Bayesian Nonparametric Graph Clustering

Sayantan Banerjee,Rehan Akbani,Veerabhadran Baladandayuthapani
DOI: https://doi.org/10.48550/arXiv.1509.07535
2015-09-25
Abstract:We present clustering methods for multivariate data exploiting the underlying geometry of the graphical structure between variables. As opposed to standard approaches that assume known graph structures, we first estimate the edge structure of the unknown graph using Bayesian neighborhood selection approaches, wherein we account for the uncertainty of graphical structure learning through model-averaged estimates of the suitable parameters. Subsequently, we develop a nonparametric graph clustering model on the lower dimensional projections of the graph based on Laplacian embeddings using Dirichlet process mixture models. In contrast to standard algorithmic approaches, this fully probabilistic approach allows incorporation of uncertainty in estimation and inference for both graph structure learning and clustering. More importantly, we formalize the arguments for Laplacian embeddings as suitable projections for graph clustering by providing theoretical support for the consistency of the eigenspace of the estimated graph Laplacians. We develop fast computational algorithms that allow our methods to scale to large number of nodes. Through extensive simulations we compare our clustering performance with standard clustering methods. We apply our methods to a novel pan-cancer proteomic data set, and evaluate protein networks and clusters across multiple different cancer types.
Methodology,Applications
What problem does this paper attempt to address?

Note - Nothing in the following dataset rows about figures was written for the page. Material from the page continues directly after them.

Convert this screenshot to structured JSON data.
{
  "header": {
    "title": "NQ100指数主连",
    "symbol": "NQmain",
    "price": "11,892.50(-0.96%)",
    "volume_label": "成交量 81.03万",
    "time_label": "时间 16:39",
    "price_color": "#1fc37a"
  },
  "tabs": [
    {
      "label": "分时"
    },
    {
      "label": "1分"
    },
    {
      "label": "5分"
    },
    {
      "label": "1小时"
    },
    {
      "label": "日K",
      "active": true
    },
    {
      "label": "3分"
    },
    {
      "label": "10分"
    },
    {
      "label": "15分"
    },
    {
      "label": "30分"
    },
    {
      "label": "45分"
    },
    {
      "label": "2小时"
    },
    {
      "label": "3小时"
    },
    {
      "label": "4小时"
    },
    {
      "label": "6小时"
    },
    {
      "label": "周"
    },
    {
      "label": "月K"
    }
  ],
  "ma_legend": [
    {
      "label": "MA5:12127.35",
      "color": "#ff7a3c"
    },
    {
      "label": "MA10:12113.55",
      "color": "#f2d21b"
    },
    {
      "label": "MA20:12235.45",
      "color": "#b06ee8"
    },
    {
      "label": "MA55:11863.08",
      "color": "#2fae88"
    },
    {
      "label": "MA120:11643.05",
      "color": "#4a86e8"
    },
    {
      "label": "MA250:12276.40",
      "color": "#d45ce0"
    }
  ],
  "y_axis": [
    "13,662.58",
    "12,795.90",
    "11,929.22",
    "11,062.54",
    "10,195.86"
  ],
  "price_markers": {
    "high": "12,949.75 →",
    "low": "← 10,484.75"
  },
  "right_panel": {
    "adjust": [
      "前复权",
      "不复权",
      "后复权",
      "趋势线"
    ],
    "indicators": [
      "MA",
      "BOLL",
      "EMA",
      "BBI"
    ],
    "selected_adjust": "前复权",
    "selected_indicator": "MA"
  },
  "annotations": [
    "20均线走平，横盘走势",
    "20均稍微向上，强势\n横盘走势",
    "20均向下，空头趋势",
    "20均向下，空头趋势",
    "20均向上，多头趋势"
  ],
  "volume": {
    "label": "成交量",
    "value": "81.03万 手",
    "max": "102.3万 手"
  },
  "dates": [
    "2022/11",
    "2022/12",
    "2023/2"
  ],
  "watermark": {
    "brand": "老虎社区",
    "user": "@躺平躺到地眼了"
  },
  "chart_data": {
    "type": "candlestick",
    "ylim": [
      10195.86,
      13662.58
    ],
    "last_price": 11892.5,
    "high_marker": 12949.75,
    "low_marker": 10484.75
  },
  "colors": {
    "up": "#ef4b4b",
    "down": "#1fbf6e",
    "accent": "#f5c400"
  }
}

The problem that this paper attempts to solve is to use the underlying graphical structure for clustering in multivariate data, especially when the data can be modeled as a graph or a network. Specifically, the paper proposes a method that first estimates the edge structure of an unknown graph and then clusters the low - dimensional projections using a non - parametric graph clustering model based on graph Laplacian embedding. This method is different from traditional algorithmic methods in that it allows the explicit incorporation of uncertainty in the graph structure learning and clustering process. In addition, the paper also provides theoretical support for Laplacian embedding as a suitable projection for graph clustering and proves the consistency of estimating the graph Laplacian eigenspace. The main contributions of the paper are as follows: 1. **Graph Structure Learning**: The paper adopts the Bayesian neighborhood selection method to estimate the edge structure of an unknown graph. By estimating appropriate parameters through model averaging, it takes into account the uncertainty in graph structure learning. 2. **Non - parametric Graph Clustering**: Based on graph Laplacian embedding, the Dirichlet Process Mixture Models (DPMMs) are used to cluster the low - dimensional projections. This method does not require pre - specifying the number of clusters and can handle clusters of different sizes. 3. **Theoretical Support**: It provides a theoretical basis for Laplacian embedding as a suitable projection for graph clustering and proves the consistency of estimating the graph Laplacian eigenspace, ensuring that the estimated graph Laplacian can be used as an effective graph clustering tool. 4. **Efficient Algorithm**: A fast - computing algorithm has been developed, enabling the method to be extended to applications with a large number of nodes. Through extensive simulation experiments and applications to real - data sets, the paper demonstrates the superiority of its method in performance, especially when dealing with large - scale data sets and complex network structures. The paper's method is applied to a new pan - cancer proteomics data set to evaluate protein networks and clustering in different cancer types, revealing biologically driven clusters common to multiple cancers as well as differential clusters specific to a certain cancer.